I will offer one further comment on this short history of a period when change was inevitable, and essential to meet the needs of a new structure where Ireland would be a partner in a European Union, and the systems that had served us well would no longer be adequate The one major gap in all this outpouring of ideas, plans, policy statements, and discussion was, that there was no evidence of a coherent set of aims and objectives to meet these new circumstances. Major change was on the way yet nobody had any plans on how this change was to be implemented.

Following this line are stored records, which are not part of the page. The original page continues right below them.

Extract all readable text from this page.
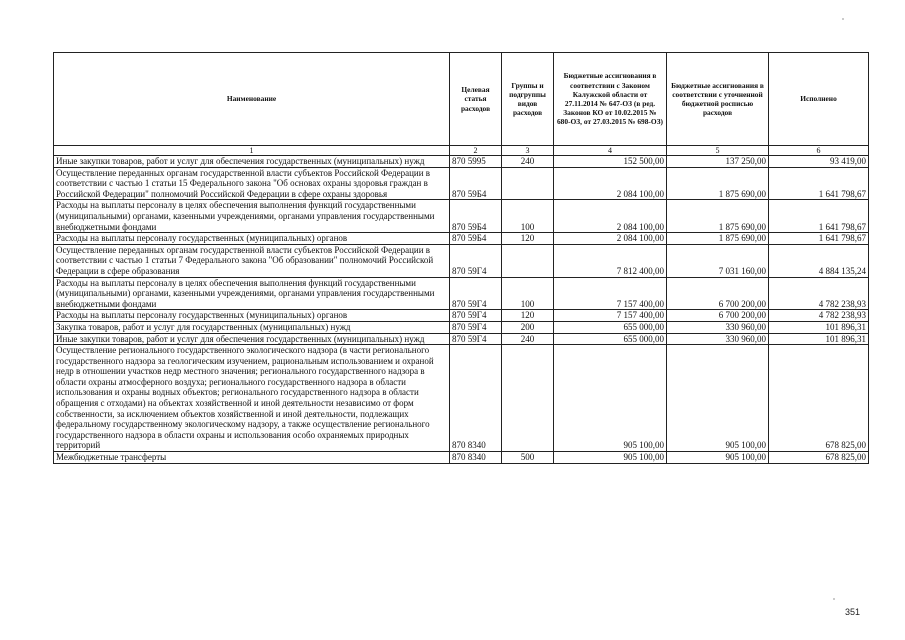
Наименование	Целевая статья расходов	Группы и подгруппы видов расходов	Бюджетные ассигнования в соответствии с Законом Калужской области от 27.11.2014 № 647-ОЗ (в ред. Законов КО от 10.02.2015 № 680-ОЗ, от 27.03.2015 № 698-ОЗ)	Бюджетные ассигнования в соответствии с уточненной бюджетной росписью расходов	Исполнено
1	2	3	4	5	6
Иные закупки товаров, работ и услуг для обеспечения государственных (муниципальных) нужд	870 5995	240	152 500,00	137 250,00	93 419,00
Осуществление переданных органам государственной власти субъектов Российской Федерации в соответствии с частью 1 статьи 15 Федерального закона "Об основах охраны здоровья граждан в Российской Федерации" полномочий Российской Федерации в сфере охраны здоровья	870 59Б4		2 084 100,00	1 875 690,00	1 641 798,67
Расходы на выплаты персоналу в целях обеспечения выполнения функций государственными (муниципальными) органами, казенными учреждениями, органами управления государственными внебюджетными фондами	870 59Б4	100	2 084 100,00	1 875 690,00	1 641 798,67
Расходы на выплаты персоналу государственных (муниципальных) органов	870 59Б4	120	2 084 100,00	1 875 690,00	1 641 798,67
Осуществление переданных органам государственной власти субъектов Российской Федерации в соответствии с частью 1 статьи 7 Федерального закона "Об образовании" полномочий Российской Федерации в сфере образования	870 59Г4		7 812 400,00	7 031 160,00	4 884 135,24
Расходы на выплаты персоналу в целях обеспечения выполнения функций государственными (муниципальными) органами, казенными учреждениями, органами управления государственными внебюджетными фондами	870 59Г4	100	7 157 400,00	6 700 200,00	4 782 238,93
Расходы на выплаты персоналу государственных (муниципальных) органов	870 59Г4	120	7 157 400,00	6 700 200,00	4 782 238,93
Закупка товаров, работ и услуг для государственных (муниципальных) нужд	870 59Г4	200	655 000,00	330 960,00	101 896,31
Иные закупки товаров, работ и услуг для обеспечения государственных (муниципальных) нужд	870 59Г4	240	655 000,00	330 960,00	101 896,31
Осуществление регионального государственного экологического надзора (в части регионального государственного надзора за геологическим изучением, рациональным использованием и охраной недр в отношении участков недр местного значения; регионального государственного надзора в области охраны атмосферного воздуха; регионального государственного надзора в области использования и охраны водных объектов; регионального государственного надзора в области обращения с отходами) на объектах хозяйственной и иной деятельности независимо от форм собственности, за исключением объектов хозяйственной и иной деятельности, подлежащих федеральному государственному экологическому надзору, а также осуществление регионального государственного надзора в области охраны и использования особо охраняемых природных территорий	870 8340		905 100,00	905 100,00	678 825,00
Межбюджетные трансферты	870 8340	500	905 100,00	905 100,00	678 825,00
351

It was into this vacuum that the proposal for Community Schools was dropped, and very soon the controversy started. A perusal of the newspapers of 1971 reveals an amazing range of “experts " who were ready to offer theirs opinions on this as yet unborn infant of our education system. The Churches were early on the scene and the late Cardinal Conway was not supportive of the concept of the community school. Equally the Protestant churches were expressing their reservations too.
The papers show little evidence of the input of the teacher unions in the discussions it was from the numerous “experts " that the most varied; inaccurate, and, at times, the most destructive comments came. Here are some quotes just to give a flavour. These are all taken from the Irish Times letters and articles during 1971 "It would be an act of political lunacy for us as a nation to pursue any further this proposal", "the most gigantic act of religious sectarianism", "The allegation of sectarianism is beneath contempt", “ We would not go in to any school that was not completely Catholic". Around this time a pamphlet was published entitled "The snakes are back" whose author was "Concerned parents", and this was a mishmash of conspiracy theories concerning the funding from the World Bank, the machinations of the Department and others who were determined to establish "pagan schools" in Ireland.
There is one final quote from The Times July 1971 “The grand design of the community schools, the national blueprint, is now as dead as a pork chop “I have had considerable difficulty in resisting the temptation to identify the author of that one. Such was the nature of the “debate “, and this was almost inevitable in the absence of any precise information.
The result was that the Department had to go on the offensive, and three officials were sent to a series of public meetings in various communities to explain the reality behind the proposals. This was a new role for any civil servant and it must have seemed like being thrown to the lions.